American teacher of agriculture (c.1849–1926)

Charles W. Green (c. 1849–1926) was an American teacher, and planter. He was the first credentialed teacher of agriculture at Tuskegee Institute (now Tuskegee University) and the second leader of the agriculture department at Tuskegee. He was a graduate of Hampton Institute and classmate of Booker T. Washington. He took over as Tuskegee Institute's farm manager in June 1888. The school had mostly trained teachers up until then. George Washington Carver was recruited to the agriculture faculty in 1896. He was also known as Charles Walter Greene, Charles Wallace Greene, and Charles Wallace Green.

== Life and career ==
Greene was born in Gatesville, North Carolina in about 1849. Although several years older, Greene was a classmate, friend, and roommate of Booker T. Washington at Hampton Institute for all three of their years as students. Each had a prominent role in the program for their graduation in 1875.

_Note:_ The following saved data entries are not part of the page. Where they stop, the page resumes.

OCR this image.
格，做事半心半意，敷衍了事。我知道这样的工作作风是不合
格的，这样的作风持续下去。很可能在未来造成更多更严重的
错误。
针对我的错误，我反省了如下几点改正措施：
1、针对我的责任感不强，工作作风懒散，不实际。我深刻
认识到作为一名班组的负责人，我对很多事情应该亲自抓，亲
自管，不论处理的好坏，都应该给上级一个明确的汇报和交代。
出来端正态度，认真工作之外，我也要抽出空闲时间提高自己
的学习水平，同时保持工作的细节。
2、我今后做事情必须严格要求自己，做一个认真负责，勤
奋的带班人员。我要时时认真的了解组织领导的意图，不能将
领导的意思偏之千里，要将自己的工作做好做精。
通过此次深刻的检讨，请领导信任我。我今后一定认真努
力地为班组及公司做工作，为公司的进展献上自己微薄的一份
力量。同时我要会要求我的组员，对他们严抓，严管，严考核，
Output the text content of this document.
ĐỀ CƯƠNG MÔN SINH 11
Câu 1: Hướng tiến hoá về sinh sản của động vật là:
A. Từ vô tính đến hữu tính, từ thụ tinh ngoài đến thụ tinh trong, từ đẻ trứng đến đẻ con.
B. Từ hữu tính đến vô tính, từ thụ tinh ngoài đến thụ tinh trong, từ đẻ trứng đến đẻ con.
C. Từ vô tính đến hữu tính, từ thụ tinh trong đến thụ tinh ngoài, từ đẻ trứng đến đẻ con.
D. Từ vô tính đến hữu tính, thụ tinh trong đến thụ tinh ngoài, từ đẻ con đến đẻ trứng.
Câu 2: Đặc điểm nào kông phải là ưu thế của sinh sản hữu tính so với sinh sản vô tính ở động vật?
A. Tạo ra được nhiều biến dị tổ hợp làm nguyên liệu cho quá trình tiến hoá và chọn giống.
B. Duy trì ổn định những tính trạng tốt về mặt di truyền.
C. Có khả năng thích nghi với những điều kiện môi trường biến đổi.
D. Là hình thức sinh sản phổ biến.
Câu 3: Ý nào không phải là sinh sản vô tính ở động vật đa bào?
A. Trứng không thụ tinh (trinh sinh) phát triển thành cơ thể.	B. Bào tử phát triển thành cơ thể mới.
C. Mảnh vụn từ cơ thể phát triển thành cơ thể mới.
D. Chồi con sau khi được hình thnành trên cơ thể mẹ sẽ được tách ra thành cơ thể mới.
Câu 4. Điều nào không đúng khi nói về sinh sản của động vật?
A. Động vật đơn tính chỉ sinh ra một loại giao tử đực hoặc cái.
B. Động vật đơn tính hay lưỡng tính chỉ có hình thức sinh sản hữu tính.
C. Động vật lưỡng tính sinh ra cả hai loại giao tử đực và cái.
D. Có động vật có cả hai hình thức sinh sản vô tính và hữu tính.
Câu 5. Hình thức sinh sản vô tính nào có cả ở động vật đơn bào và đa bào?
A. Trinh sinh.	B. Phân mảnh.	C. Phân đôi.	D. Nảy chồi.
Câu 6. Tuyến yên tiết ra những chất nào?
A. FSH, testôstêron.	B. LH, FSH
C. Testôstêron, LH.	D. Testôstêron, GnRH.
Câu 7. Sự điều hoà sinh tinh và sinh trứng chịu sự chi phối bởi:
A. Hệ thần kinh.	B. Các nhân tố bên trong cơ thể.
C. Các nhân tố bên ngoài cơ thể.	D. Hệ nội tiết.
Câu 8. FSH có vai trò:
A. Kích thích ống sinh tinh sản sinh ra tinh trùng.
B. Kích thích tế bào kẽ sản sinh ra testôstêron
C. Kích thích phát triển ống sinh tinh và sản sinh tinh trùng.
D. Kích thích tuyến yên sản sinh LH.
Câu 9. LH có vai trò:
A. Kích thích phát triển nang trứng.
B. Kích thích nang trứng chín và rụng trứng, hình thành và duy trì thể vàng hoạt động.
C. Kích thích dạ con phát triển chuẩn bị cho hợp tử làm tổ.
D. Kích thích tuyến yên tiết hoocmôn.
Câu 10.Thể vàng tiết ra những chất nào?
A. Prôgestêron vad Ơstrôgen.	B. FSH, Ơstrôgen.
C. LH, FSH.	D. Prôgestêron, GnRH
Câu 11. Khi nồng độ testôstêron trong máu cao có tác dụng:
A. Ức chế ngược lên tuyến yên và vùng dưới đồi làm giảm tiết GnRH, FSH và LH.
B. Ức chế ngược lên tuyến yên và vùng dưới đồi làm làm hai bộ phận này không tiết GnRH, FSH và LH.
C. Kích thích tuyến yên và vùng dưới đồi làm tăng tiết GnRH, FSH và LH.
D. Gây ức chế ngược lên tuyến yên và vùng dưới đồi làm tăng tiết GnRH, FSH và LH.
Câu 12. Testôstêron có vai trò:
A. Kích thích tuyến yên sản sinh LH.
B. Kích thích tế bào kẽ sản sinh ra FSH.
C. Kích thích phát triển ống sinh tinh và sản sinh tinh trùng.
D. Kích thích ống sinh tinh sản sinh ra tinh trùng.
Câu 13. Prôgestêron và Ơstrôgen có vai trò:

Greene came to work at Tuskegee Institute in June, 1888. He went out to rural areas to teach farmers about newly identified and other improved agricultural practices, preceding the development of extension services for Black farmers.

Before the turn of the century, Washington instructed Greene to acquire property to develop a village area that would be entirely owned and operated by "Negroes" and demonstrate their capability and establish economic independence. The district was formally designated in 1901 and named Greenwood, or Greenwood Village, entirely apart from the school. Following Washington's 1905 visit to Arkansas, Indian Territory and Oklahoma, and his speech in Tulsa suggesting the Tuskegee Greenwood District as an example of what he was recommending, Tulsa named its Negro-owned district Greenwood in 1906.

In 1910, Greene accompanied Washington on his visit to North Carolina (one of five such public tours - surveys Washington made from 1908 to 1912 to southern states and Texas), to encourage economic development, independence, self-help, and race pride. In 1940, a plaque at Tuskegee Institute was unveiled to commemorate Greene's service.

He wore a bowtie and glasses. William James Edwards was one of his students. William Henry Holtzclaw also studied under him before moving on to the printing department. Martin A. Menafee also worked on the farm. George Washington Carver was recruited to work in the Tuskegee Agriculture Department in 1896.